[Users] infiniband rdma poor transfer bw

Tue Aug 28 09:15:25 PDT 2012

Now my active side looks like this (after the initial connection) and I did
benchmark each phase:

write(buffer) {
  register buffer                <== 0.19 ms
  wait memory region        <== 0.58 ms
  post message receive
  send using WITH_IMM (SIGNALED)
  wait the send is done     <== 12.43 ms (transfering 8MB)
  unregister buffer            <== 0.19 ms
}

So it seems that even zeroing the registration/unregistration times, zeroing
the starving dead time about waiting for the memory region I'm getting:

8MB/12.43 ms = 643 MB/sec  ( and that is still far from what I have to get).

now I have to understand if queuing a second ibv_post_send while
another one is flying
could improve it or not.

To reach 1500MB/sec that 12.43 ms has to around 5ms.

The BW can improve if that send_data is composed by a:
   - preparation phase (HCA setup?)   <== this should be ~7ms
   - real data send                             <== this should be the
target 5ms
so the preparation phase can run in parallel with a transmission going on.

I did try to send 8 bytes to see if there is a fixed ammount behind
each RMDA_WRITE but
doesn't seem so, transferying 8 bytes I don't see those 7ms of fixed
time in the RMDA_WRITE.

I have the doubt that I'm getting a QP (I'm using rdma_create_qp) not
tuned, I saw that ib_write_bw
doesn't use the rdma_create_qp but the couple  ibv_create_qp/ibv_modify_qp.
Shall I switch to create the QP in the same way? I did read around
that is better to use the
rdma_create_qp.

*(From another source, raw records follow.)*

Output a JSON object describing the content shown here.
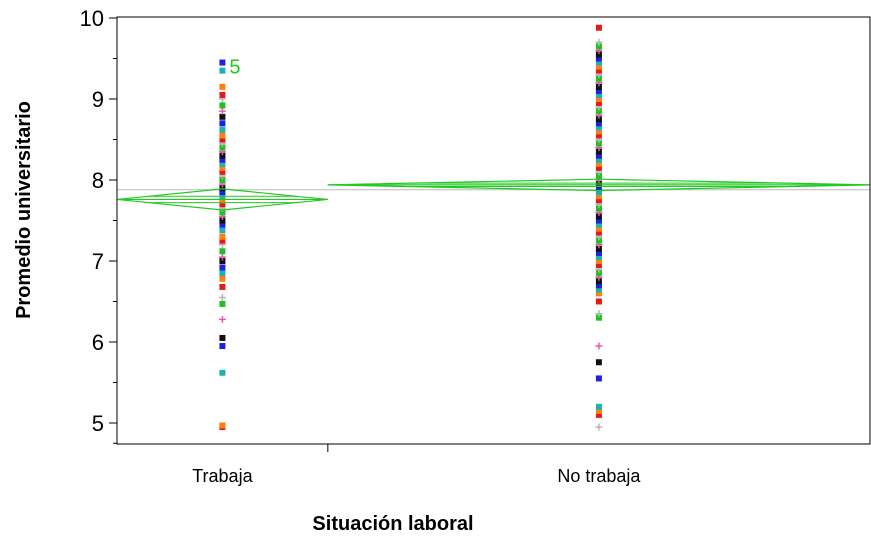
{
  "chart_data": {
    "type": "scatter",
    "subtype": "one-way means diamonds (JMP oneway)",
    "xlabel": "Situación laboral",
    "ylabel": "Promedio universitario",
    "categories": [
      "Trabaja",
      "No trabaja"
    ],
    "ylim": [
      4.75,
      10
    ],
    "yticks": [
      5,
      6,
      7,
      8,
      9,
      10
    ],
    "grand_mean": 7.88,
    "group_width_share": [
      0.28,
      0.72
    ],
    "point_label": "5",
    "colors": {
      "diamond": "#22c922",
      "grand_mean_line": "#b9b9b9",
      "axis": "#000000",
      "point_palette": [
        "#e31a1c",
        "#1f1fe5",
        "#21c021",
        "#ff7f0e",
        "#111111",
        "#b5b5b5",
        "#19b3b3",
        "#e55ca6"
      ]
    },
    "groups": [
      {
        "name": "Trabaja",
        "mean": 7.76,
        "ci": [
          7.63,
          7.89
        ],
        "label_point": {
          "value": 9.4,
          "label": "5"
        },
        "values": [
          4.95,
          4.97,
          5.62,
          5.95,
          6.05,
          6.28,
          6.47,
          6.55,
          6.68,
          6.78,
          6.85,
          6.92,
          7.0,
          7.05,
          7.12,
          7.2,
          7.25,
          7.3,
          7.38,
          7.45,
          7.5,
          7.55,
          7.6,
          7.65,
          7.7,
          7.75,
          7.8,
          7.85,
          7.9,
          7.95,
          8.0,
          8.05,
          8.1,
          8.15,
          8.2,
          8.25,
          8.3,
          8.35,
          8.4,
          8.45,
          8.5,
          8.55,
          8.62,
          8.7,
          8.78,
          8.85,
          8.92,
          9.0,
          9.05,
          9.15,
          9.35,
          9.45
        ]
      },
      {
        "name": "No trabaja",
        "mean": 7.94,
        "ci": [
          7.87,
          8.01
        ],
        "values": [
          4.95,
          5.1,
          5.15,
          5.2,
          5.55,
          5.75,
          5.95,
          6.3,
          6.35,
          6.5,
          6.6,
          6.65,
          6.7,
          6.75,
          6.8,
          6.85,
          6.9,
          6.95,
          7.0,
          7.05,
          7.1,
          7.15,
          7.2,
          7.25,
          7.3,
          7.35,
          7.4,
          7.45,
          7.5,
          7.55,
          7.6,
          7.65,
          7.7,
          7.75,
          7.8,
          7.85,
          7.9,
          7.95,
          8.0,
          8.05,
          8.1,
          8.15,
          8.2,
          8.25,
          8.3,
          8.35,
          8.4,
          8.45,
          8.5,
          8.55,
          8.6,
          8.65,
          8.7,
          8.75,
          8.8,
          8.85,
          8.9,
          8.95,
          9.0,
          9.05,
          9.1,
          9.15,
          9.2,
          9.25,
          9.3,
          9.35,
          9.4,
          9.45,
          9.5,
          9.55,
          9.6,
          9.65,
          9.7,
          9.88
        ]
      }
    ]
  }
}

In the mean time in linux-rdma.

I'm sure removing registration/unregistration performing more
RMDA_WRITE in parallel can improve
the process but there is still something bad around a loss of
900MB/sec can not due to this.

I have post some experiments made with rsocket and even there under
some condition the transfer
rate is very poor 7 Gb/sec (896 MB/sec) and sometime 10 Gb/sec (1280
MB/sec), I did post my
experiments on linux-rdma mailing list.

Gaetano

On Tue, Aug 28, 2012 at 5:03 PM, David McMillen
<davem at systemfabricworks.com> wrote:
>
>
> On Tue, Aug 28, 2012 at 9:48 AM, Gaetano Mendola <mendola at gmail.com> wrote:
>>
>> ...
>>
>> Indeed my Slop is a PCI-E 2.0 x4 that's why the 1500 MB/sec was what
>> I'm expecting.
>
>
> OK - with a PCIe 2.0 x4 slot you are actually doing well to be doing 1500
> MB/sec.  Any other ideas for improvement cannot work.
>
>>
>>
>> ...
>>
>> This what lspci say about that slot:
>>
>>
>
> You need to use the -vv (two v characters in a row) option to lspci to see
> width information.
>
>>
>> ...
>>
>> I'll try the IBV_WR_RDMA_WRITE_WITH_IMM avoid the send "DONE" message,
>> as I understood with IBV_WR_RDMA_WRITE_WITH_IMM is notified, right ?
>
>
> Yes, when the write is finished the target will get the immediate data
> value.  If things are otherwise going well, and with large transfers like
> you use, it isn't a significant performance difference to just follow the
> rdma write with a send message.  You can queue (post) both at the same time,
> since if the write has an error the send will not happen.
>
>>
>>
>> ...
>>
>> Yes that's an idea, I have to be sure (as already is the case) the
>> buffers are not
>> continuously allocated/deallocated.
>> I'll try to create an hash table buffer -> memory region to avoid those
>> registration/deregistration and I'll post what I get.
>>
>
> It could make your life easier if you created a private allocation pool for
> these buffers.  You could create a memory region to cover the entire pool,
> and then anything allocated from it would be covered by that MR.
>
> Dave
>

-- 
cpp-today.blogspot.com